Ahmet Soysal'ın soL'a verdiği bilgiler şöyle:
"Asbest ideal bir izolasyon maddesi. Tarihin en eski döneminden bu yana kullanılıyor ve topraktan elde ediliyor. Asbestin her 3 tipi de 2000'li yıllarda Dünya Sağlık Örgütü'ne bağlı Uluslararası Kanser Araştırmaları Enstitüsü tarafından insanlar için kesin kanserojen olarak nitelendirilmiş. İnşaattan, uçak, gemi yapımına kadar her tarafta izolasyon maddesi olarak kullanılmış. 2000'li yıllardan sonra kullanımı yasak olsa da eski apartmanların yıkımından tutun da böyle büyük gemilerin parçalanmasına kadar çok sayıda alanda işlem sırasında büyük miktarda asbest ortaya çıkıyor.
Basel Sözleşmesi'ne ve uluslararası yasalara göre, böyle gemilerin söküme gönderilirken asbestten arındırılması gerekiyor. İkinci önemli şeyse asbestin dışında da gemide bir sürü tehlikeli ve kanserojen madde var. Örneğin geminin içerisinde kurşun levhalar var. Geminin radyasyona karşı yalıtkanlığını artırmak için kullanmış. Ötesinde kurşun boyalar var. Bu gemiler yıllarca boyanıyor. Uzmanlar boyanacak bir metrekarelik bir alan için 5 kilograma yakın bu tip maddelerin kullanıldığını hesaplıyor. Tüm bunların yanında petrol atıkları, sintine suyu var. Gemide kilometrelerce kablo var. Bunların izolasyonunda da bazı maddeler kullanılıyor. Yani çok sayıda ve türde tehlikeli atık var.
'Kardeş gemisinden 1300 ton tehlikeli atık çıkarıldı'
Bu geminin kardeş gemisi olan Clemenceau Fransa'nın elindeydi, Hindistan sökmeyi reddedince gemi yüksek bir ücretle, çevreden izole edilmiş kapalı bir ortamda İngiltere'de bir söküm tersanesine gönderildi. O gemiden 900 tonu asbest olmak üzere, 1300 ton tehlikeli atık çıkarıldı. Bu veriler İngiltere'nin tersane kayıtlarında var. Greenpeace de raporladı. Dolayısıyla ikizi olması ve aynı yıl yapılması nedeniyle bizler Nae Sao Paulo'da da benzer miktarlarda tehlikeli atık olduğunu düşünüyoruz.

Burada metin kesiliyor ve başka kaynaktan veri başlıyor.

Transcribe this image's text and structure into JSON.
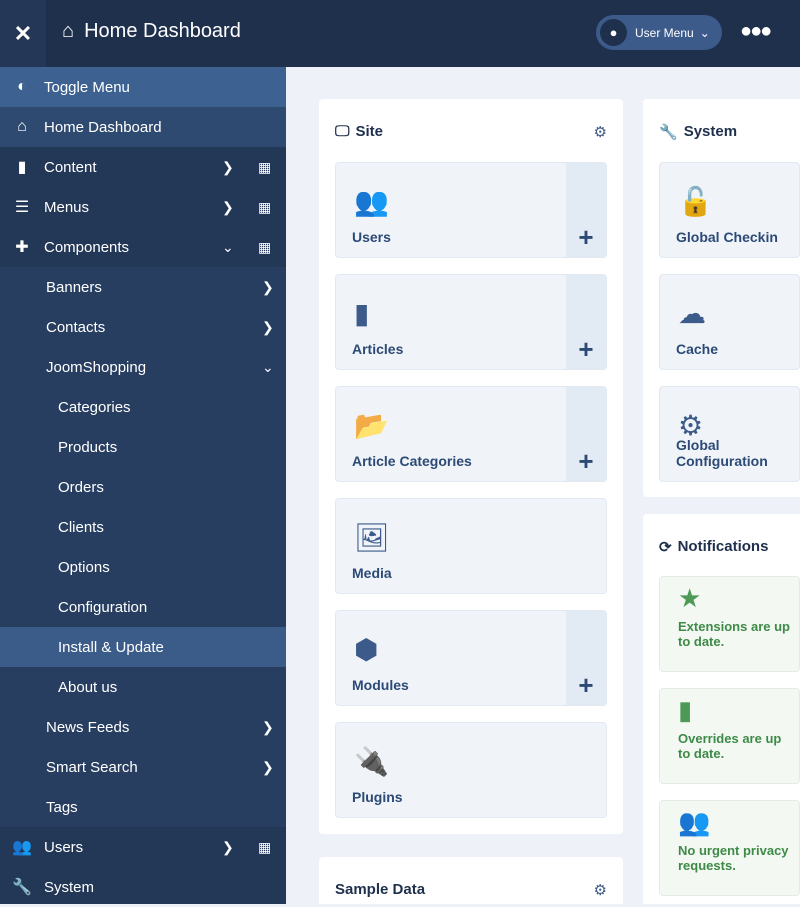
{
  "header": {
    "title": "Home Dashboard",
    "user_menu": "User Menu"
  },
  "sidebar": {
    "items": [
      {
        "label": "Toggle Menu",
        "icon": "toggle-icon"
      },
      {
        "label": "Home Dashboard",
        "icon": "home-icon"
      },
      {
        "label": "Content",
        "icon": "file-icon"
      },
      {
        "label": "Menus",
        "icon": "list-icon"
      },
      {
        "label": "Components",
        "icon": "puzzle-icon"
      },
      {
        "label": "Banners"
      },
      {
        "label": "Contacts"
      },
      {
        "label": "JoomShopping"
      },
      {
        "label": "Categories"
      },
      {
        "label": "Products"
      },
      {
        "label": "Orders"
      },
      {
        "label": "Clients"
      },
      {
        "label": "Options"
      },
      {
        "label": "Configuration"
      },
      {
        "label": "Install & Update"
      },
      {
        "label": "About us"
      },
      {
        "label": "News Feeds"
      },
      {
        "label": "Smart Search"
      },
      {
        "label": "Tags"
      },
      {
        "label": "Users",
        "icon": "users-icon"
      },
      {
        "label": "System",
        "icon": "wrench-icon"
      }
    ]
  },
  "site": {
    "title": "Site",
    "tiles": [
      {
        "label": "Users"
      },
      {
        "label": "Articles"
      },
      {
        "label": "Article Categories"
      },
      {
        "label": "Media"
      },
      {
        "label": "Modules"
      },
      {
        "label": "Plugins"
      }
    ]
  },
  "system": {
    "title": "System",
    "tiles": [
      {
        "label": "Global Checkin"
      },
      {
        "label": "Cache"
      },
      {
        "label": "Global Configuration"
      }
    ]
  },
  "notifications": {
    "title": "Notifications",
    "items": [
      {
        "label": "Extensions are up to date."
      },
      {
        "label": "Overrides are up to date."
      },
      {
        "label": "No urgent privacy requests."
      }
    ]
  },
  "sample": {
    "title": "Sample Data"
  },
  "colors": {
    "header": "#1f304c",
    "sidebar": "#233756",
    "accent": "#3c5a8a",
    "success": "#4c9a55"
  }
}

'Bakanlık elindeki raporları paylaşmalı'
Çevre, Şehircilik ve İklim Değişikliği Bakanlığı bu gemide 9 ton tehlikeli atık bulunduğunu beyan ediyorsa, elindeki raporları kamuoyuyla paylaşmalıdır. Standart denetimlerin dışında bu gemiye bağımsız bilim insanları tarafından da yeniden bir değerlendirme yapılmalıdır. Onun ötesindeyse Nae Sao Paulo gemisi üzerinden Türkiye'de gemi sökümü ve gemi söküm tesisleri yeniden tartışmaya açılmalıdır. Bugün tüm dünyada yalnızca Türkiye, Hindistan Bangladeş ve Çin'de gemi sökümü yapılıyor. Biz baştan kara usulüyle gemi sökümü yapılmasının çevre ve insan sağlığı açısından onarılmaz sonuçlar ortaya çıkaracağını düşünüyoruz.
'İzole edilmiş tersanelerde sökülmeli'
Daha önce bir soru önergesine verdiği yanıtta bakanlık 714 tane geminin sökümünün yapıldığını belirtmişti. Burada belli miktarda tehlikeli atıklar çıktığını da kabullenmişti ancak bu tehlikeli atıkların ne olduğu konusunda çok net bilgiler vermemişti. Gemi sökümü tehlikeli bir işlemdir, gemiler özellikle de 2000'li yıllardan önce inşa edilenler başta asbest olmak üzere çok büyük oranda tehlikeli atıklar taşımakta. O nedenle bu gemi sökümleri kapalı, çevreden izole edilmiş tersanelerde yapılmalı ve her ülke kendi bandırasını taşıyan gemiyi sökmeli. Kimse kendi tehlikeli atığını, çöpünü başka ülkeler üzerine göndermemeli. Türkiye Türk bandıralı gemileri sökmeli.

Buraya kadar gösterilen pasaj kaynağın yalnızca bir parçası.